Black Mesa mine in northern Arizona is likely to close as a result of the Dec. 31 closure of Southern California Edison’s Mohave Generating Station.
Peabody’s Western Coal Co. informed more than 120 employees at Black Mesa in
October that they would be laid off Dec. 16, according to a report in the
Arizona Journal. Most of the affected employees are members of the Navajo or
Hopi nations and had higher salaries than the per capita income for the Navajo
According to Peabody’s Web site, the company’s Black Mesa and Kayenta mines
employ a total of 650 in the area of northeast Arizona near the Four Corners
According to an article in the Navajo Times, tribal officials expect a loss
of $5 million in taxes annually, plus royalties, which make up the biggest
portion of Peabody’s annual payments to the tribe.
The Navajo nation does not receive taxes from Peabody’s Kayenta mine,
because it is on Hopi land.

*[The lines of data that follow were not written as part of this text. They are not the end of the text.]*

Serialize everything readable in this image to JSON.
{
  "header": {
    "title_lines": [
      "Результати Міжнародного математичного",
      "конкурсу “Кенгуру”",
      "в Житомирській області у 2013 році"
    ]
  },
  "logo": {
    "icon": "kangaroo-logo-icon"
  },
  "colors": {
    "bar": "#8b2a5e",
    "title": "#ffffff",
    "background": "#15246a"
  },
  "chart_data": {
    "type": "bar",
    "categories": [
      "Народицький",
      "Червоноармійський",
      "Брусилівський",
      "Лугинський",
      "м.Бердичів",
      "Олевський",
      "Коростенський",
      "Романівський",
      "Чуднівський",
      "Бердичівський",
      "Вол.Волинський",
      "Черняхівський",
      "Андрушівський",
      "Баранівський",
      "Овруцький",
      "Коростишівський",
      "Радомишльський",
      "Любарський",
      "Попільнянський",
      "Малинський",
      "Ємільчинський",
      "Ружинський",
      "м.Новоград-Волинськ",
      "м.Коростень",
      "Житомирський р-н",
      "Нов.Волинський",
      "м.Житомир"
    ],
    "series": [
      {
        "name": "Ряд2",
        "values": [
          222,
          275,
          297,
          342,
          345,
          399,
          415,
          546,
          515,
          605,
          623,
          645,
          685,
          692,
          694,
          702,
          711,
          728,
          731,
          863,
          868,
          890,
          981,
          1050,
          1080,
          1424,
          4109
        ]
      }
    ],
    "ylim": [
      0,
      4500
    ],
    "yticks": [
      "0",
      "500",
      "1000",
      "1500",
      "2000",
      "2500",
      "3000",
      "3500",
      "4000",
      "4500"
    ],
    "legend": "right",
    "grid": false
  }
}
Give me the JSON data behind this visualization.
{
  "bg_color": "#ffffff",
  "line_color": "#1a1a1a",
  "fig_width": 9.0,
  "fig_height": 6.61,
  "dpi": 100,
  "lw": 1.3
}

The Hopi nation’s budget also will take a hit from the
Black Mesa closure, because the tribe gets about $3 million to $6 million
annually from the mine, according to the Times.
The Mohave station, about 100 miles south of Las Vegas, is the only customer
of Peabody’s Black Mesa mine. Peabody mines the low-sulfur coal, crushes it
and mixes it with water to make a slurry, then sends it to the Mohave plant
via a 273-mile pipeline.
Southern California Edison agreed to close the Mohave plant by Dec. 31 if it
could not implement millions of dollars in pollution controls. The plant has
been called one of the “dirtiest” in the country. Southern California Edison
said in reports it aims to reopen the plant in 2010, which could also result
in Peabody reopening the Black Mesa Mine.
Several Peabody spokespersons were not immediately available Friday morning.